The student-loan forgiveness application site is officially live.
After conducting beta testing over the weekend, President Joe Biden — alongside Education Secretary Miguel Cardona — announced that the application website is officially live, and borrowers can apply for up to $20,000 in debt relief that will start being processed by the Education Department. During his remarks, Biden noted that over 8 million borrowers applied over the weekend "without a glitch or any difficulty."
"It means more than 8 million Americans are starting this week on their way to receiving life changing relief," Biden said. "Millions more are going to have the opportunity to do it as well. As millions of people fill out the application, we're going to make sure the system continues to work as smoothly as possible."
Borrowers who submitted their applications during the beta testing period do not need to resubmit — their forms will now begin getting processed. As Biden noted, it takes just five minutes to apply — borrowers just need to enter basic information like their names, email addresses, and Social Security numbers. The department recommends applying before mid-November to ensure relief hits borrowers' accounts before payments resume in January 2023.

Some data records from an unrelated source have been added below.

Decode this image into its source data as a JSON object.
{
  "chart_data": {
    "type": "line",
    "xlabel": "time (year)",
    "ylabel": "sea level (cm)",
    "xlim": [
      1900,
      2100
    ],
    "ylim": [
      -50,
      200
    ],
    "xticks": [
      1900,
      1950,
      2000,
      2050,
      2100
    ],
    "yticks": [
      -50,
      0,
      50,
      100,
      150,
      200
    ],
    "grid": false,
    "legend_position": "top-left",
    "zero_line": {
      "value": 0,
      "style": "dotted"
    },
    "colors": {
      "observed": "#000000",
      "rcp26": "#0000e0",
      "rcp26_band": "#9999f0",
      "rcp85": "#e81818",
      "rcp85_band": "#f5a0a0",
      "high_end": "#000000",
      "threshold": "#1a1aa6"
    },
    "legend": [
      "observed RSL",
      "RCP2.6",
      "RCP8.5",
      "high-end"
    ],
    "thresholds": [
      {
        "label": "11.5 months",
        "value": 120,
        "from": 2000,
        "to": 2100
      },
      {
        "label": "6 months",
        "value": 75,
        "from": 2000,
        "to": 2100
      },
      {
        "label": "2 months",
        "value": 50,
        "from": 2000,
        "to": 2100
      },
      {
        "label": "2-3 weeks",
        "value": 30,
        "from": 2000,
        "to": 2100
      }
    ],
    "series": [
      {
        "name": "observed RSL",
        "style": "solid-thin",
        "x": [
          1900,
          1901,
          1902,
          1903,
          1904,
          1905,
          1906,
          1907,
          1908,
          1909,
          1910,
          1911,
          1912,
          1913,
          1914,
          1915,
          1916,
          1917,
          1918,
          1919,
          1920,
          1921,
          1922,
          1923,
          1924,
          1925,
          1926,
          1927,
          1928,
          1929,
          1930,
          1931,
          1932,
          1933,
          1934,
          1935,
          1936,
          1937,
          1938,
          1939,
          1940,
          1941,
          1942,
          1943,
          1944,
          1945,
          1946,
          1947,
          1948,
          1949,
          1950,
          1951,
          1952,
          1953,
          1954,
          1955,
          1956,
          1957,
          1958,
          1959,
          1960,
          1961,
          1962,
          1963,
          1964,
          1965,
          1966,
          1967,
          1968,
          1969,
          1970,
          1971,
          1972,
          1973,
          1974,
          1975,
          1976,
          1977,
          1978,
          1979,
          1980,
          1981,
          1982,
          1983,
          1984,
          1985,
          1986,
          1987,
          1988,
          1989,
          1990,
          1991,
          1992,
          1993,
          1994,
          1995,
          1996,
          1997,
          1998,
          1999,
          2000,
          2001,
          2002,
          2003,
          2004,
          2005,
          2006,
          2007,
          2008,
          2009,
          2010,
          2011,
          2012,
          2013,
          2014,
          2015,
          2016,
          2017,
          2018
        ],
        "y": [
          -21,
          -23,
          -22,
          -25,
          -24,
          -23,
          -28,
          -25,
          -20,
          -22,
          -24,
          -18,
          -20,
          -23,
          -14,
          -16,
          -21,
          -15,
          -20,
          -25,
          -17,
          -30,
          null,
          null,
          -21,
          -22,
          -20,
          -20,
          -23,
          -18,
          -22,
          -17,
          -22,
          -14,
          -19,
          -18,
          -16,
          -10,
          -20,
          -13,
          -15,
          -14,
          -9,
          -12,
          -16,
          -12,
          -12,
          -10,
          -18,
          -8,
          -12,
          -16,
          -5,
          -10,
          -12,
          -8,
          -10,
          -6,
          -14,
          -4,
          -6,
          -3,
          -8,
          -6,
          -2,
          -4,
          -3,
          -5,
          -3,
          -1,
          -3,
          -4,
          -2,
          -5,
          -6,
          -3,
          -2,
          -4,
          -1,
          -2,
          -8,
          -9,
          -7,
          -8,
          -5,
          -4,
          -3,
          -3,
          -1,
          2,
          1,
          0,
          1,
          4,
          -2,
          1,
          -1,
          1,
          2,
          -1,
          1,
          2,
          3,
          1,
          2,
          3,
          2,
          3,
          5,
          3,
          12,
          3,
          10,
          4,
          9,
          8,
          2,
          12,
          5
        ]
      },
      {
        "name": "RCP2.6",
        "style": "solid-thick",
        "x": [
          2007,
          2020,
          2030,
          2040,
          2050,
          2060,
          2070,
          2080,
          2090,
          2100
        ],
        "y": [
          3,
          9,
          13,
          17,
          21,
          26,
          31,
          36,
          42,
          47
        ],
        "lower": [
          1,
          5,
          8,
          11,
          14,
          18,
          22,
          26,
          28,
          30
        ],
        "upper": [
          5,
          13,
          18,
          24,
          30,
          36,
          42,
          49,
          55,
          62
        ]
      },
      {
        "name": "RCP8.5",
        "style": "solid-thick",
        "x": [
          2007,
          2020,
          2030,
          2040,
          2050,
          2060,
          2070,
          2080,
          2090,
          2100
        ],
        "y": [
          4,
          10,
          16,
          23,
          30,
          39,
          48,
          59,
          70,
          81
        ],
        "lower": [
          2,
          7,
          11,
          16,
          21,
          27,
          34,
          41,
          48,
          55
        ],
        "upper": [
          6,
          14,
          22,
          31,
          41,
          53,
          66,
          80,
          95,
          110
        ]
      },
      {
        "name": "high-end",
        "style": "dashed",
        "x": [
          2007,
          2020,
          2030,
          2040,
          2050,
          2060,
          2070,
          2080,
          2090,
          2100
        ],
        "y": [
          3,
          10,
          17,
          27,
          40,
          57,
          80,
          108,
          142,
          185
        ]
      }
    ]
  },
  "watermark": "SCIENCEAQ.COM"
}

Scott Buchanan, executive director of the Student Loan Servicing Alliance — a group that represents federal loan servicers — told Insider that loan companies are not yet involved in the implementation process, and therefore cannot predict a timeline for when borrowers will actually get relief.
"We're really waiting on more firm information about dates and timelines which we don't really have yet," Buchanan said.
"This will take some time,"Buchanan added, noting that while many borrowers will have simple applications that can be quickly processed, "for some borrowers it can be very complicated depending upon how many different loans they have, and loan types and statuses of those loans."
The rollout of relief could also run into hurdles caused by a number of conservative lawsuits seeking to halt the plan. While none of the lawsuits have yet to prevail, borrowers are still waiting for a decision from a judge who heard arguments last week from six Republican-led states seeking to block forgiveness who claimed the debt relief will hurt their states' tax revenues.
During his Monday remarks, Biden said he does not think the GOP groups have any standing, and that Republican "outrage is wrong and it's hypocritical."
"I will never apologize for helping working Americans and middle class people as they recover from the pandemic," Biden said. "Especially not the same Republicans who voted for a $2 trillion tax cut in the last administration."